Avaliando a atuação positiva de uma dessas ONGs, escrevi que a "campanha feita em prol da vacinação infantil naquele bairro tinha sido muito efetiva". Ele me devolveu o parecer e me perguntou, gentilmente, se em vez de prol eu não deveria ter escrito pró — afinal, disse ele, não falamos o tempo todo em grupos anti e pró-vacinas? E aí? O que o senhor aconselha? Mudo ou deixo como está? O gozado é que eu usava prol instintivamente, mas depois que ele perguntou estou achando esta palavra muito esquisita mesmo".
Minha cara leitora, bem-vinda ao clube! Diziam os gregos que é deste súbito estranhamento, desta perplexidade diante das coisas que nasce todo o pensamento filosófico; eu me arrisco a dizer que, mutatis mutandis, isso também vale para a linguagem. Vivemos confortavelmente instalados no mundo das palavras, movendo-nos entre elas sem lhes prestar muita atenção — até o dia em que alguma coisa (a pergunta do teu chefe, por exemplo) dissipa esse véu da inocência e nos obriga a pensar...
Concordo contigo: vista de perto, prol é realmente um monossílabo bem esquisito.

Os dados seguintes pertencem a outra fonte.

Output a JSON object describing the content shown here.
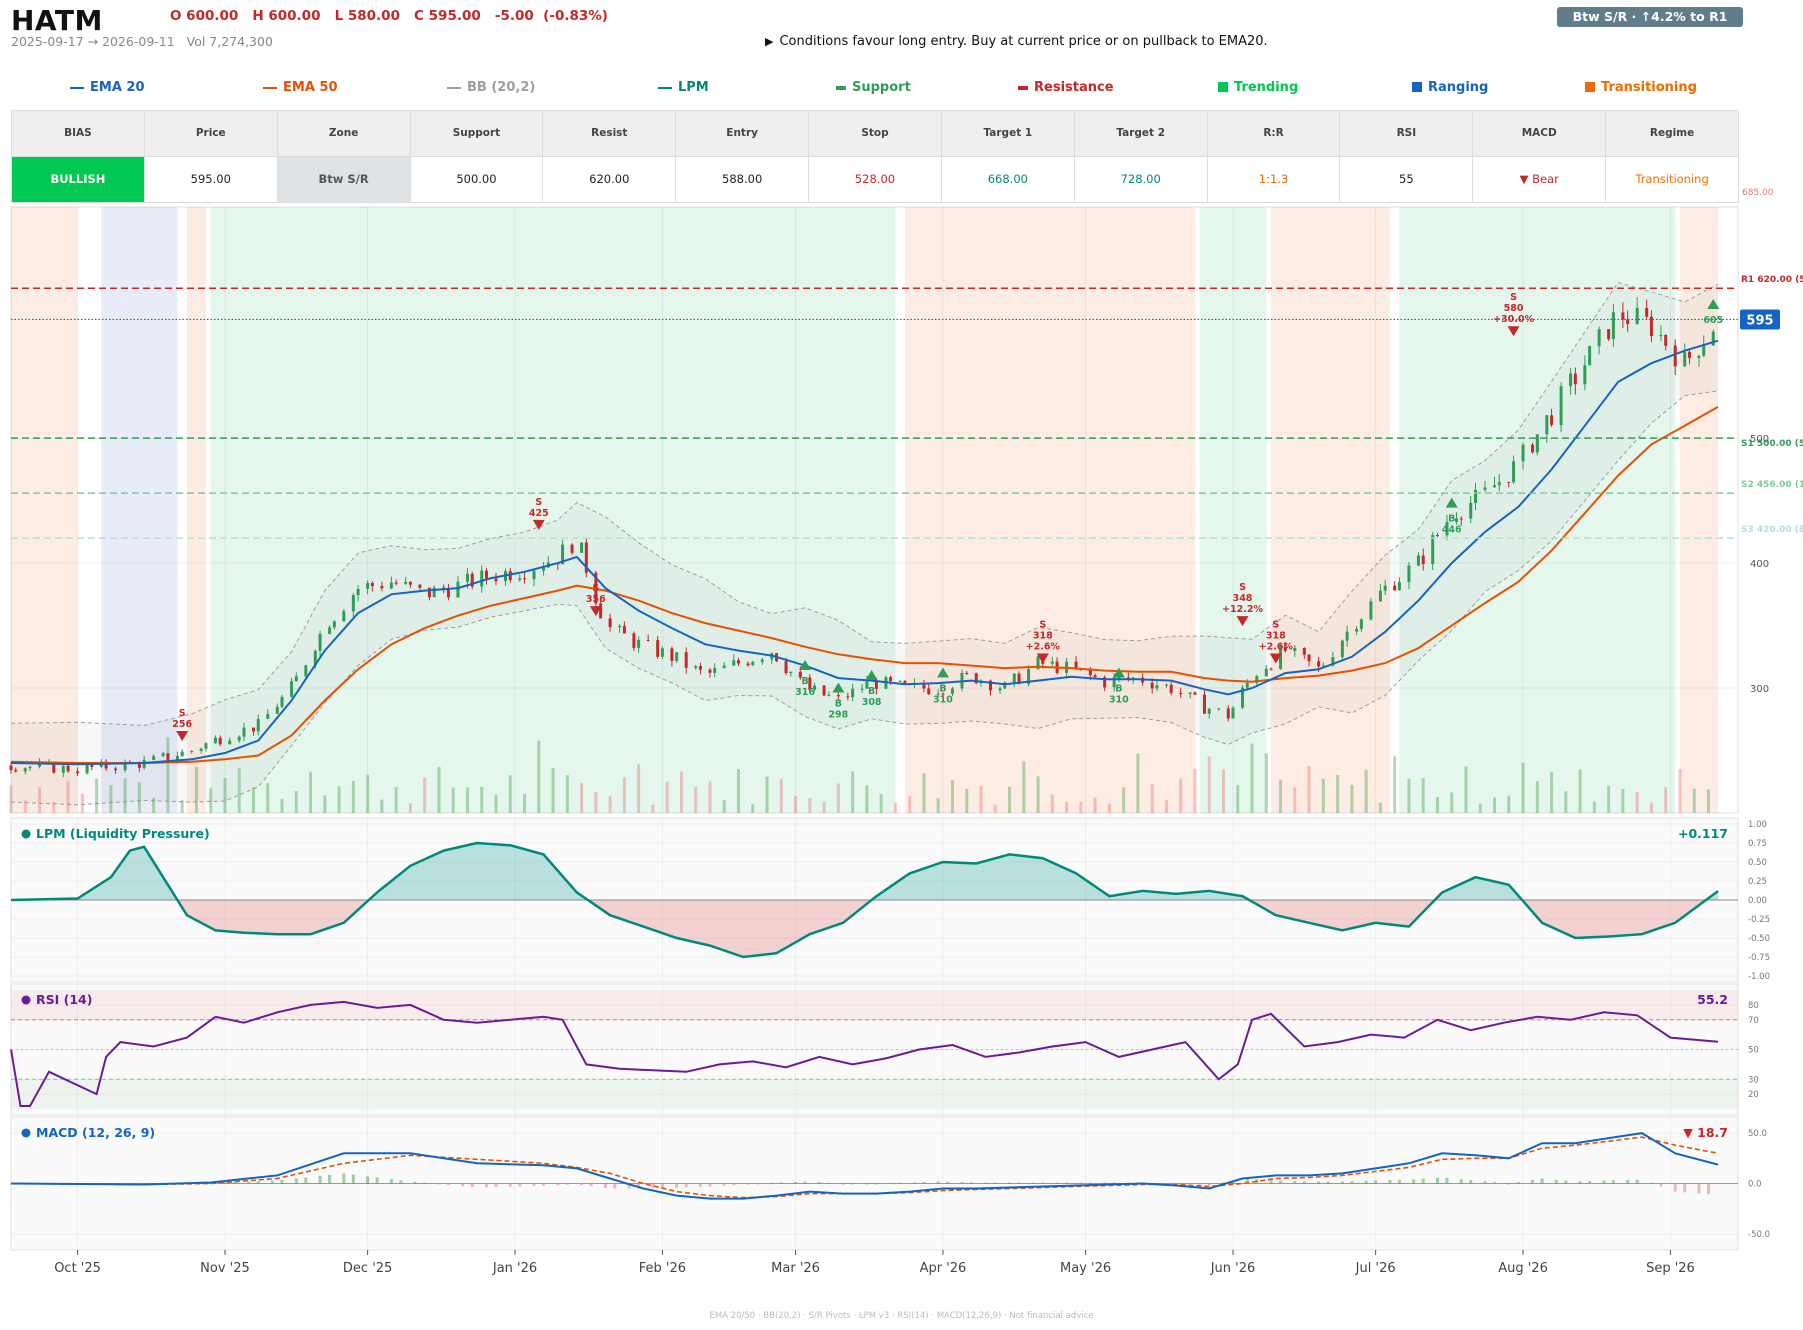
{
  "header": {
    "ticker": "HATM",
    "ohlc": "O 600.00   H 600.00   L 580.00   C 595.00   -5.00  (-0.83%)",
    "date_range": "2025-09-17 → 2026-09-11   Vol 7,274,300",
    "signal_text": "Conditions favour long entry. Buy at current price or on pullback to EMA20.",
    "signal_icon": "play-icon",
    "badge": "Btw S/R  ·  ↑4.2% to R1"
  },
  "legend": [
    {
      "label": "EMA 20",
      "color": "#1565c0",
      "kind": "line"
    },
    {
      "label": "EMA 50",
      "color": "#e65100",
      "kind": "line"
    },
    {
      "label": "BB (20,2)",
      "color": "#9e9e9e",
      "kind": "line"
    },
    {
      "label": "LPM",
      "color": "#00897b",
      "kind": "line"
    },
    {
      "label": "Support",
      "color": "#2e9e57",
      "kind": "bar"
    },
    {
      "label": "Resistance",
      "color": "#c62828",
      "kind": "bar"
    },
    {
      "label": "Trending",
      "color": "#00c853",
      "kind": "square"
    },
    {
      "label": "Ranging",
      "color": "#1565c0",
      "kind": "square"
    },
    {
      "label": "Transitioning",
      "color": "#ef6c00",
      "kind": "square"
    }
  ],
  "table": {
    "headers": [
      "BIAS",
      "Price",
      "Zone",
      "Support",
      "Resist",
      "Entry",
      "Stop",
      "Target 1",
      "Target 2",
      "R:R",
      "RSI",
      "MACD",
      "Regime"
    ],
    "values": [
      "BULLISH",
      "595.00",
      "Btw S/R",
      "500.00",
      "620.00",
      "588.00",
      "528.00",
      "668.00",
      "728.00",
      "1:1.3",
      "55",
      "▼ Bear",
      "Transitioning"
    ],
    "value_colors": [
      "#ffffff",
      "#222222",
      "#555555",
      "#222222",
      "#222222",
      "#222222",
      "#c62828",
      "#00897b",
      "#00897b",
      "#ef6c00",
      "#222222",
      "#c62828",
      "#ef6c00"
    ],
    "value_backgrounds": [
      "#00c853",
      "#ffffff",
      "#dfe3e6",
      "#ffffff",
      "#ffffff",
      "#ffffff",
      "#ffffff",
      "#ffffff",
      "#ffffff",
      "#ffffff",
      "#ffffff",
      "#ffffff",
      "#ffffff"
    ]
  },
  "chart_data": [
    {
      "type": "candlestick",
      "title": "",
      "x_range": [
        "2025-09-17",
        "2026-09-11"
      ],
      "x_tick_labels": [
        "Oct '25",
        "Nov '25",
        "Dec '25",
        "Jan '26",
        "Feb '26",
        "Mar '26",
        "Apr '26",
        "May '26",
        "Jun '26",
        "Jul '26",
        "Aug '26",
        "Sep '26"
      ],
      "x_tick_dates": [
        "2025-10-01",
        "2025-11-01",
        "2025-12-01",
        "2026-01-01",
        "2026-02-01",
        "2026-03-01",
        "2026-04-01",
        "2026-05-01",
        "2026-06-01",
        "2026-07-01",
        "2026-08-01",
        "2026-09-01"
      ],
      "ylim": [
        200,
        685
      ],
      "y_ticks": [
        300,
        400,
        500
      ],
      "top_label": "685.00",
      "close_trace": {
        "dates": [
          "2025-09-17",
          "2025-10-01",
          "2025-10-15",
          "2025-10-25",
          "2025-11-01",
          "2025-11-08",
          "2025-11-15",
          "2025-11-22",
          "2025-11-29",
          "2025-12-06",
          "2025-12-13",
          "2025-12-20",
          "2025-12-27",
          "2026-01-03",
          "2026-01-10",
          "2026-01-14",
          "2026-01-20",
          "2026-01-27",
          "2026-02-03",
          "2026-02-10",
          "2026-02-17",
          "2026-02-24",
          "2026-03-03",
          "2026-03-10",
          "2026-03-17",
          "2026-03-24",
          "2026-03-31",
          "2026-04-07",
          "2026-04-14",
          "2026-04-21",
          "2026-04-28",
          "2026-05-05",
          "2026-05-12",
          "2026-05-19",
          "2026-05-26",
          "2026-05-31",
          "2026-06-05",
          "2026-06-12",
          "2026-06-19",
          "2026-06-26",
          "2026-07-03",
          "2026-07-10",
          "2026-07-17",
          "2026-07-24",
          "2026-07-31",
          "2026-08-07",
          "2026-08-14",
          "2026-08-21",
          "2026-08-28",
          "2026-09-04",
          "2026-09-11"
        ],
        "values": [
          238,
          235,
          240,
          250,
          262,
          270,
          300,
          350,
          380,
          385,
          375,
          382,
          390,
          395,
          405,
          420,
          350,
          335,
          325,
          310,
          320,
          330,
          300,
          290,
          305,
          300,
          300,
          310,
          300,
          320,
          315,
          305,
          308,
          300,
          285,
          278,
          310,
          330,
          315,
          350,
          380,
          400,
          440,
          455,
          480,
          520,
          560,
          600,
          590,
          560,
          595
        ]
      },
      "series": [
        {
          "name": "EMA 20",
          "values": [
            240,
            239,
            240,
            243,
            248,
            258,
            290,
            330,
            360,
            375,
            378,
            380,
            388,
            393,
            400,
            405,
            380,
            362,
            348,
            335,
            330,
            326,
            318,
            308,
            306,
            303,
            304,
            306,
            303,
            306,
            309,
            307,
            307,
            306,
            299,
            295,
            300,
            312,
            315,
            325,
            345,
            370,
            400,
            425,
            445,
            475,
            510,
            545,
            560,
            570,
            578
          ]
        },
        {
          "name": "EMA 50",
          "values": [
            241,
            240,
            240,
            241,
            243,
            246,
            262,
            290,
            315,
            335,
            348,
            358,
            366,
            372,
            378,
            382,
            378,
            370,
            360,
            352,
            346,
            340,
            333,
            327,
            323,
            320,
            320,
            318,
            316,
            317,
            316,
            314,
            313,
            313,
            308,
            306,
            305,
            308,
            310,
            314,
            320,
            332,
            350,
            368,
            385,
            410,
            440,
            470,
            495,
            510,
            525
          ]
        }
      ],
      "support_resistance": [
        {
          "label": "R1 620.00 (5x)",
          "value": 620,
          "color": "#c62828"
        },
        {
          "label": "S1 500.00 (5x)",
          "value": 500,
          "color": "#2e9e57"
        },
        {
          "label": "S2 456.00 (11x)",
          "value": 456,
          "color": "#80c9a0"
        },
        {
          "label": "S3 420.00 (8x)",
          "value": 420,
          "color": "#b5e2c8"
        }
      ],
      "current_price": 595,
      "regimes": [
        {
          "start": "2025-09-17",
          "end": "2025-10-01",
          "regime": "Transitioning"
        },
        {
          "start": "2025-10-06",
          "end": "2025-10-22",
          "regime": "Ranging"
        },
        {
          "start": "2025-10-24",
          "end": "2025-10-28",
          "regime": "Transitioning"
        },
        {
          "start": "2025-10-29",
          "end": "2026-03-22",
          "regime": "Trending"
        },
        {
          "start": "2026-03-24",
          "end": "2026-05-24",
          "regime": "Transitioning"
        },
        {
          "start": "2026-05-25",
          "end": "2026-06-08",
          "regime": "Trending"
        },
        {
          "start": "2026-06-09",
          "end": "2026-07-04",
          "regime": "Transitioning"
        },
        {
          "start": "2026-07-06",
          "end": "2026-09-02",
          "regime": "Trending"
        },
        {
          "start": "2026-09-03",
          "end": "2026-09-11",
          "regime": "Transitioning"
        }
      ],
      "signals": [
        {
          "type": "S",
          "date": "2025-10-23",
          "price": 256,
          "label": "S\n256"
        },
        {
          "type": "S",
          "date": "2026-01-06",
          "price": 425,
          "label": "S\n425"
        },
        {
          "type": "S",
          "date": "2026-01-18",
          "price": 356,
          "label": "S\n356"
        },
        {
          "type": "B",
          "date": "2026-03-03",
          "price": 316,
          "label": "B\n316"
        },
        {
          "type": "B",
          "date": "2026-03-10",
          "price": 298,
          "label": "B\n298"
        },
        {
          "type": "B",
          "date": "2026-03-17",
          "price": 308,
          "label": "B\n308"
        },
        {
          "type": "B",
          "date": "2026-04-01",
          "price": 310,
          "label": "B\n310"
        },
        {
          "type": "S",
          "date": "2026-04-22",
          "price": 318,
          "label": "S\n318\n+2.6%"
        },
        {
          "type": "B",
          "date": "2026-05-08",
          "price": 310,
          "label": "B\n310"
        },
        {
          "type": "S",
          "date": "2026-06-03",
          "price": 348,
          "label": "S\n348\n+12.2%"
        },
        {
          "type": "S",
          "date": "2026-06-10",
          "price": 318,
          "label": "S\n318\n+2.6%"
        },
        {
          "type": "B",
          "date": "2026-07-17",
          "price": 446,
          "label": "B\n446"
        },
        {
          "type": "S",
          "date": "2026-07-30",
          "price": 580,
          "label": "S\n580\n+30.0%"
        },
        {
          "type": "B",
          "date": "2026-09-10",
          "price": 605,
          "label": "605"
        }
      ],
      "volume_marker": "volume bars in lower band (green = up, red = down)"
    },
    {
      "type": "area",
      "title": "LPM (Liquidity Pressure)",
      "last_value_label": "+0.117",
      "ylim": [
        -1.0,
        1.0
      ],
      "y_ticks": [
        "1.00",
        "0.75",
        "0.50",
        "0.25",
        "0.00",
        "-0.25",
        "-0.50",
        "-0.75",
        "-1.00"
      ],
      "dates": [
        "2025-09-17",
        "2025-10-01",
        "2025-10-08",
        "2025-10-12",
        "2025-10-15",
        "2025-10-20",
        "2025-10-24",
        "2025-10-30",
        "2025-11-05",
        "2025-11-12",
        "2025-11-19",
        "2025-11-26",
        "2025-12-03",
        "2025-12-10",
        "2025-12-17",
        "2025-12-24",
        "2025-12-31",
        "2026-01-07",
        "2026-01-14",
        "2026-01-21",
        "2026-01-28",
        "2026-02-04",
        "2026-02-11",
        "2026-02-18",
        "2026-02-25",
        "2026-03-04",
        "2026-03-11",
        "2026-03-18",
        "2026-03-25",
        "2026-04-01",
        "2026-04-08",
        "2026-04-15",
        "2026-04-22",
        "2026-04-29",
        "2026-05-06",
        "2026-05-13",
        "2026-05-20",
        "2026-05-27",
        "2026-06-03",
        "2026-06-10",
        "2026-06-17",
        "2026-06-24",
        "2026-07-01",
        "2026-07-08",
        "2026-07-15",
        "2026-07-22",
        "2026-07-29",
        "2026-08-05",
        "2026-08-12",
        "2026-08-19",
        "2026-08-26",
        "2026-09-02",
        "2026-09-11"
      ],
      "values": [
        0.0,
        0.02,
        0.3,
        0.65,
        0.7,
        0.2,
        -0.2,
        -0.4,
        -0.43,
        -0.45,
        -0.45,
        -0.3,
        0.1,
        0.45,
        0.65,
        0.75,
        0.72,
        0.6,
        0.1,
        -0.2,
        -0.35,
        -0.5,
        -0.6,
        -0.75,
        -0.7,
        -0.45,
        -0.3,
        0.05,
        0.35,
        0.5,
        0.48,
        0.6,
        0.55,
        0.35,
        0.05,
        0.12,
        0.08,
        0.12,
        0.05,
        -0.2,
        -0.3,
        -0.4,
        -0.3,
        -0.35,
        0.1,
        0.3,
        0.2,
        -0.3,
        -0.5,
        -0.48,
        -0.45,
        -0.3,
        0.117
      ]
    },
    {
      "type": "line",
      "title": "RSI (14)",
      "last_value_label": "55.2",
      "ylim": [
        10,
        90
      ],
      "y_ticks": [
        "80",
        "70",
        "50",
        "30",
        "20"
      ],
      "thresholds": [
        70,
        30
      ],
      "dates": [
        "2025-09-17",
        "2025-09-19",
        "2025-09-21",
        "2025-09-25",
        "2025-10-05",
        "2025-10-07",
        "2025-10-10",
        "2025-10-17",
        "2025-10-24",
        "2025-10-30",
        "2025-11-05",
        "2025-11-12",
        "2025-11-19",
        "2025-11-26",
        "2025-12-03",
        "2025-12-10",
        "2025-12-17",
        "2025-12-24",
        "2025-12-31",
        "2026-01-07",
        "2026-01-11",
        "2026-01-16",
        "2026-01-23",
        "2026-01-30",
        "2026-02-06",
        "2026-02-13",
        "2026-02-20",
        "2026-02-27",
        "2026-03-06",
        "2026-03-13",
        "2026-03-20",
        "2026-03-27",
        "2026-04-03",
        "2026-04-10",
        "2026-04-17",
        "2026-04-24",
        "2026-05-01",
        "2026-05-08",
        "2026-05-15",
        "2026-05-22",
        "2026-05-29",
        "2026-06-02",
        "2026-06-05",
        "2026-06-09",
        "2026-06-16",
        "2026-06-23",
        "2026-06-30",
        "2026-07-07",
        "2026-07-14",
        "2026-07-21",
        "2026-07-28",
        "2026-08-04",
        "2026-08-11",
        "2026-08-18",
        "2026-08-25",
        "2026-09-01",
        "2026-09-11"
      ],
      "values": [
        50,
        12,
        12,
        35,
        20,
        45,
        55,
        52,
        58,
        72,
        68,
        75,
        80,
        82,
        78,
        80,
        70,
        68,
        70,
        72,
        70,
        40,
        37,
        36,
        35,
        40,
        42,
        38,
        45,
        40,
        44,
        50,
        53,
        45,
        48,
        52,
        55,
        45,
        50,
        55,
        30,
        40,
        70,
        74,
        52,
        55,
        60,
        58,
        70,
        63,
        68,
        72,
        70,
        75,
        73,
        58,
        55.2
      ]
    },
    {
      "type": "line",
      "title": "MACD (12, 26, 9)",
      "last_value_label": "▼ 18.7",
      "ylim": [
        -60,
        60
      ],
      "y_ticks": [
        "50.0",
        "0.0",
        "-50.0"
      ],
      "dates": [
        "2025-09-17",
        "2025-10-15",
        "2025-10-29",
        "2025-11-12",
        "2025-11-26",
        "2025-12-10",
        "2025-12-24",
        "2026-01-07",
        "2026-01-14",
        "2026-01-21",
        "2026-01-28",
        "2026-02-04",
        "2026-02-11",
        "2026-02-18",
        "2026-02-25",
        "2026-03-04",
        "2026-03-11",
        "2026-03-18",
        "2026-03-25",
        "2026-04-01",
        "2026-04-08",
        "2026-04-15",
        "2026-04-22",
        "2026-04-29",
        "2026-05-06",
        "2026-05-13",
        "2026-05-20",
        "2026-05-27",
        "2026-06-03",
        "2026-06-10",
        "2026-06-17",
        "2026-06-24",
        "2026-07-01",
        "2026-07-08",
        "2026-07-15",
        "2026-07-22",
        "2026-07-29",
        "2026-08-05",
        "2026-08-12",
        "2026-08-19",
        "2026-08-26",
        "2026-09-02",
        "2026-09-11"
      ],
      "series": [
        {
          "name": "MACD",
          "values": [
            0,
            -1,
            1,
            8,
            30,
            30,
            20,
            18,
            15,
            5,
            -5,
            -12,
            -15,
            -15,
            -12,
            -8,
            -10,
            -10,
            -8,
            -5,
            -5,
            -4,
            -3,
            -2,
            -1,
            0,
            -2,
            -5,
            5,
            8,
            8,
            10,
            15,
            20,
            30,
            28,
            25,
            40,
            40,
            45,
            50,
            30,
            18.7
          ]
        },
        {
          "name": "Signal",
          "values": [
            0,
            -1,
            0,
            5,
            20,
            28,
            24,
            20,
            16,
            10,
            0,
            -8,
            -12,
            -14,
            -13,
            -10,
            -10,
            -10,
            -9,
            -7,
            -6,
            -5,
            -4,
            -3,
            -2,
            -1,
            -1,
            -3,
            0,
            5,
            6,
            8,
            12,
            16,
            24,
            25,
            25,
            35,
            38,
            42,
            46,
            38,
            30
          ]
        }
      ]
    }
  ],
  "footer": "EMA 20/50  ·  BB(20,2)  ·  S/R Pivots  ·  LPM v3  ·  RSI(14)  ·  MACD(12,26,9)  ·  Not financial advice"
}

Ninguém sabe muito bem a sua origem; os dicionários mais prudentes preferem calar a propor explicações do arco da velha, como a que consta no Houaiss. O bom padre Bluteau, a quem cito sempre que posso, chega a dizer em 1728 que era "palavra antiquada" (embora mais tarde, como as pandorgas, os ventos do idioma tenham-na feito alçar voo mais uma vez). No início, era usada como um sinônimo de lucro, de proveito, como no antigo provérbio português "Quem não anda por frio e por sol não faz seu prol". Em seguida, também se tornou um adjetivo com o sentido de importante, destacado: "Seu primo Leandro Barbalho, do Ouricuri, homem de prol, a quem o filho não desmentiu nas obras" (José de Alencar) ou "Meu irmão, homem de prol, de respeito de quantos o conheciam" (Raquel de Queiroz). Por fim, ganhou novamente prestígio e passou a ser usado normalmente na expressão em prol de (em defesa de, para o benefício de, a favor de) — como fez Machado de Assis em Esaú e Jacó ("Sabes a conclusão do autor em prol da tese de que o homem é difícil de governar") e como tu mesma fizeste no parecer que mencionas.

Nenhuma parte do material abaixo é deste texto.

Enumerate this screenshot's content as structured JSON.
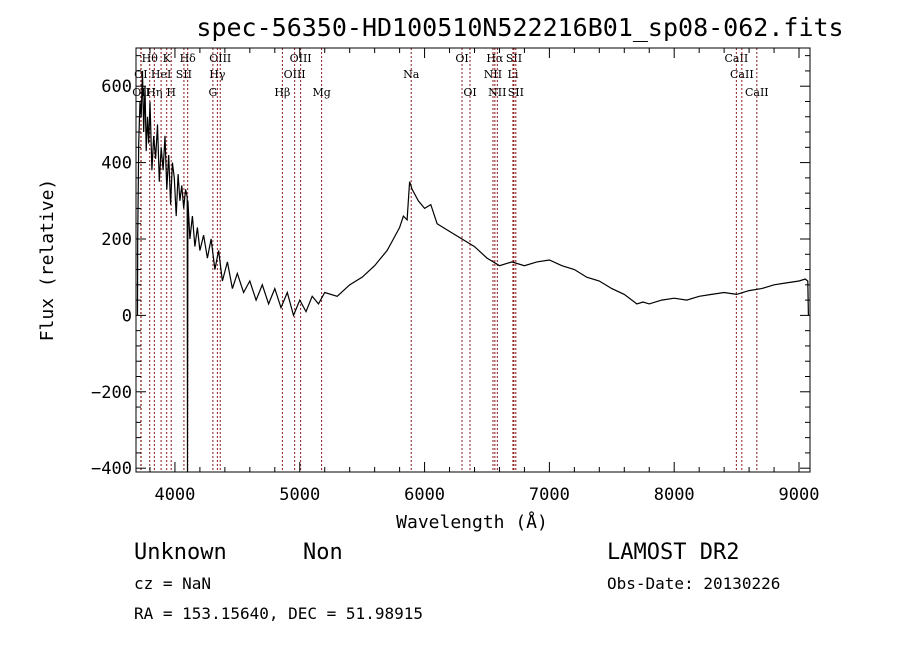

O final feliz de toda essa discussão é que teu chefe também estava certo, à sua maneira. O prefixo pró-, antônimo de anti- ou de contra- (pró-americano/antiamericano, pró-sionista/antissionista), poderia também ser usado no tal parecer (pró-vacinação), mas a tua escolha foi melhor, já que, no caso, não havia uma relação antitética dos que são contra e dos que são a favor.
Não sei se reparaste, escondidinha em tua mensagem, outra dessas palavras estranhas que passam despercebidas: feita. Não se trata aqui do particípio feminino do verbo fazer ("a casa foi feita de pau a pique"), nem do adjetivo que significa completa, pronta (mulher feita), mas sim de um substantivo, usado em expressões idiomáticas de valor temporal, como certa feita, desta feita, daquela feita, etc., onde assume o significado de oportunidade ou de vez.